きょうだいゲンカでは上の子のケアを忘れずに
きょうだいゲンカは、兄弟姉妹がいれば日常茶飯事です。原因は必ずしも上の子ではないのですが、さまざまな事情で親がつい上の子を怒ってしまうことも。「お兄ちゃん(お姉ちゃん)なのに、どうしてガマンできないの?」「折れてあげなさい」なんて言われてイヤな思いをした経験者もたくさんいるはず!
どちらの言い分も落ち着いてしっかりヒアリングをし、どちらの何がいけなかったのか平等に判断した上で、落ち着いて言い聞かせることが大切です。特に下の子が幼く言い聞かせても分からない年齢の場合、上の子は理不尽な気持ちでいっぱいです。下の子をかばうのではなく、上の子の気持ちに寄り添った対応を心がけましょう。
上の子だけを怒っていないか要チェック
上の子は親にとって初めての育児。しっかり育てなければという思いから「片づけなさい!」「勉強しなさい!」と怒りっぱなしになることも。一方下の子は、一度上の子が通り抜けた道ですから「上の子が幼稚園の時も、片づけはできなかったな」なんて思ってしまい、ついつい怒らずにスルー…。これでは上の子にとって、自分だけがいつも怒られている状況が続くことになってしまいます。

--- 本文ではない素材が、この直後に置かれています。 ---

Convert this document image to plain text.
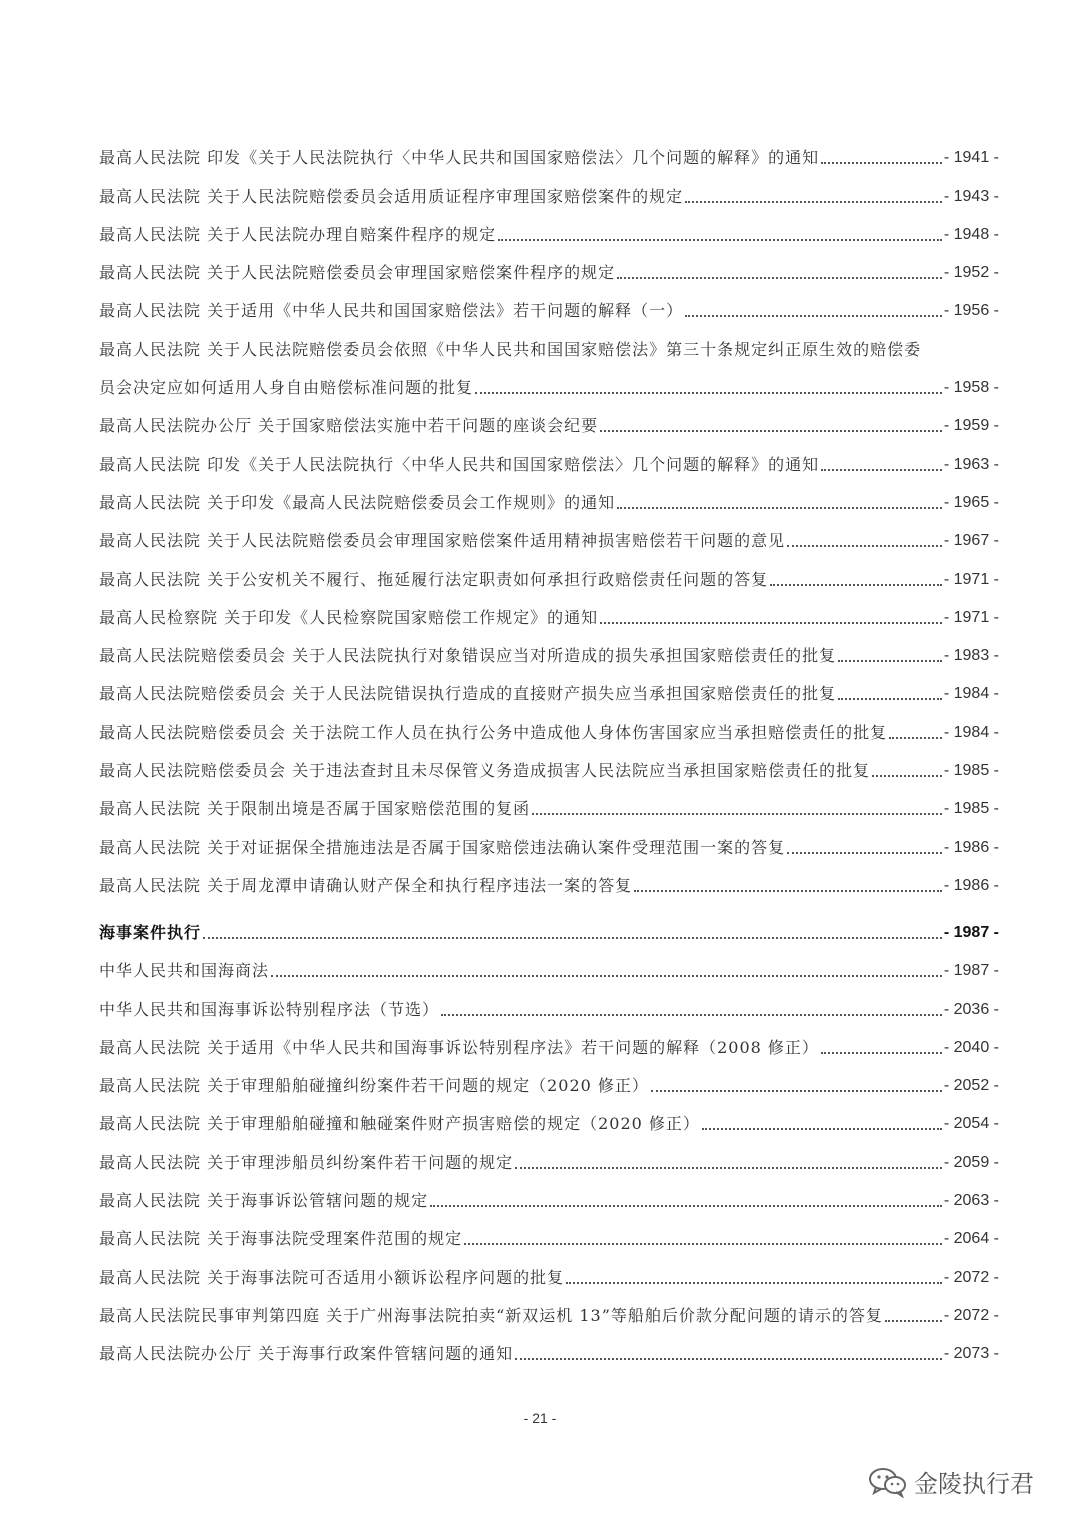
最高人民法院 印发《关于人民法院执行〈中华人民共和国国家赔偿法〉几个问题的解释》的通知	- 1941 -
最高人民法院 关于人民法院赔偿委员会适用质证程序审理国家赔偿案件的规定	- 1943 -
最高人民法院 关于人民法院办理自赔案件程序的规定	- 1948 -
最高人民法院 关于人民法院赔偿委员会审理国家赔偿案件程序的规定	- 1952 -
最高人民法院 关于适用《中华人民共和国国家赔偿法》若干问题的解释（一）	- 1956 -
最高人民法院 关于人民法院赔偿委员会依照《中华人民共和国国家赔偿法》第三十条规定纠正原生效的赔偿委
员会决定应如何适用人身自由赔偿标准问题的批复	- 1958 -
最高人民法院办公厅 关于国家赔偿法实施中若干问题的座谈会纪要	- 1959 -
最高人民法院 印发《关于人民法院执行〈中华人民共和国国家赔偿法〉几个问题的解释》的通知	- 1963 -
最高人民法院 关于印发《最高人民法院赔偿委员会工作规则》的通知	- 1965 -
最高人民法院 关于人民法院赔偿委员会审理国家赔偿案件适用精神损害赔偿若干问题的意见	- 1967 -
最高人民法院 关于公安机关不履行、拖延履行法定职责如何承担行政赔偿责任问题的答复	- 1971 -
最高人民检察院 关于印发《人民检察院国家赔偿工作规定》的通知	- 1971 -
最高人民法院赔偿委员会 关于人民法院执行对象错误应当对所造成的损失承担国家赔偿责任的批复	- 1983 -
最高人民法院赔偿委员会 关于人民法院错误执行造成的直接财产损失应当承担国家赔偿责任的批复	- 1984 -
最高人民法院赔偿委员会 关于法院工作人员在执行公务中造成他人身体伤害国家应当承担赔偿责任的批复	- 1984 -
最高人民法院赔偿委员会 关于违法查封且未尽保管义务造成损害人民法院应当承担国家赔偿责任的批复	- 1985 -
最高人民法院 关于限制出境是否属于国家赔偿范围的复函	- 1985 -
最高人民法院 关于对证据保全措施违法是否属于国家赔偿违法确认案件受理范围一案的答复	- 1986 -
最高人民法院 关于周龙潭申请确认财产保全和执行程序违法一案的答复	- 1986 -
海事案件执行	- 1987 -
中华人民共和国海商法	- 1987 -
中华人民共和国海事诉讼特别程序法（节选）	- 2036 -
最高人民法院 关于适用《中华人民共和国海事诉讼特别程序法》若干问题的解释（2008 修正）	- 2040 -
最高人民法院 关于审理船舶碰撞纠纷案件若干问题的规定（2020 修正）	- 2052 -
最高人民法院 关于审理船舶碰撞和触碰案件财产损害赔偿的规定（2020 修正）	- 2054 -
最高人民法院 关于审理涉船员纠纷案件若干问题的规定	- 2059 -
最高人民法院 关于海事诉讼管辖问题的规定	- 2063 -
最高人民法院 关于海事法院受理案件范围的规定	- 2064 -
最高人民法院 关于海事法院可否适用小额诉讼程序问题的批复	- 2072 -
最高人民法院民事审判第四庭 关于广州海事法院拍卖“新双运机 13”等船舶后价款分配问题的请示的答复	- 2072 -
最高人民法院办公厅 关于海事行政案件管辖问题的通知	- 2073 -
- 21 -
金陵执行君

子どもは怒られることでやる気が起こることはなく、反発心を強めるばかりです。その結果、ほめられて育った弟や妹のほうが学業で伸びるケースも多く、やがて進学先に差が出て劣等感の要因になったりすることも。
上の子に厳しくなるのは、上の子に対する期待から起こることではありますが、「子どもが伸びるのは怒られるときではない」ということを意識して、目的に合った親の対応を冷静に考えるべきでしょう。
きょうだい仲は親が思うよりも複雑、幼いからこそ真剣に向き合って
大人になってきょうだい仲に疑問をもつ人に話を聞くと、わだかまりの根本は幼少期にあることがほとんど。親はそのときそのときで必死に考えて育てているつもりでも、留意するポイントを間違えると大きな心の傷になります。
大人の考える「正しさ」よりも、まずは子どもの「気持ち」を考えること。そして、幼いからこそ真剣に向き合うこと。それこそが幼少期育児には必要なのだと感じています。